A5・頁320 定価(本体3,500円+税)医学書院


研修医が救急医療を学ぶ時代を支える良書

問題解決型救急初期診療
田中和豊 著

《書 評》堀 進悟(慶應大助教授・救急医学)

 日本中で,研修医が救急医療を学ぶ時代になった。この研修には救急室(ER)での診療が最も有効であるが,質を維持するには適切な指導者に加えて,よい教科書が必要である。残念なことに,日本には救急医学のよい教科書が少なかった。

救急医学の本来の視点

 『問題解決型救急初期診療』はいくつかの点でユニークな教科書である。著者が若く記載が明解なこと,分担執筆でないこと,ER診療に必要な思考過程に主眼を置いたこと,常に総論と各論を意識して記載したこと,などである。著者は日本で外科系研修を受けた後に米国で内科専門医となり,さらに日本で救急医療に専念する経歴を有するが,明らかにその臨床経験が,この本の随所ににじみ出ている。
 例えば「本来,救命救急医学とはprimary careの補充であるべきもの」と,あっさりと述べている。内科(急病)にも外科(外傷)にも偏らず,内容のレベルが高い。Digoxin中毒は血中濃度ではなく症状を重視すること,と述べた同じ視点で,別の項では四肢外傷の手術適応を述べ,さらにまれなcommotio cordis(非成人の胸部への鈍的外傷による心室細動)を紹介する。英語表現になじむこともできる。この著者の手にかかると,脳脊髄液と関節貯留液の所見が同じレベルにみえてくる。そして,わかりやすく頭に入る。

各論がいつも総論にフィードバックされる工夫

 イントロダクションでは診療の基本を述べ,その中に疫学のみならず哲学も含まれる。すなわちartを伝える努力が行なわれ,また患者教育や予防,コンサルテーションの項目がある。
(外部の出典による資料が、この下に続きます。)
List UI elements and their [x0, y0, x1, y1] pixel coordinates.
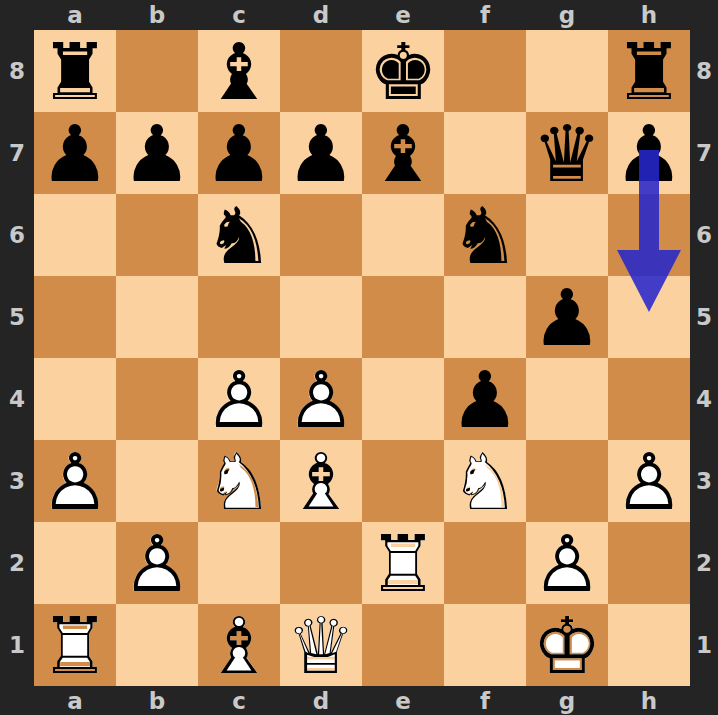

続いて症状編では,症候解析(総論)の後に,25の症状のマネージメント(各論)が述べられ,外傷編では,創傷処置,整形外科外傷(総論)の後に,他の外傷各論が記載されている。すなわち,総論,各論を適切に配置し,個々の傷病へのアプローチが,いつも総論にフィードバックされるように教育的配慮が行なわれている。救命・救急編では蘇生,ショック,中毒,環境障害などについて述べ,さらに付録では,勉強方法や推薦図書,法的事項や医学倫理までが含まれている。
 ER研修を行なう研修医のみならず,救急医療に関わるすべての医師に,この本を薦めたい。この著者は,ERの新しい教科書を作り上げることに成功した。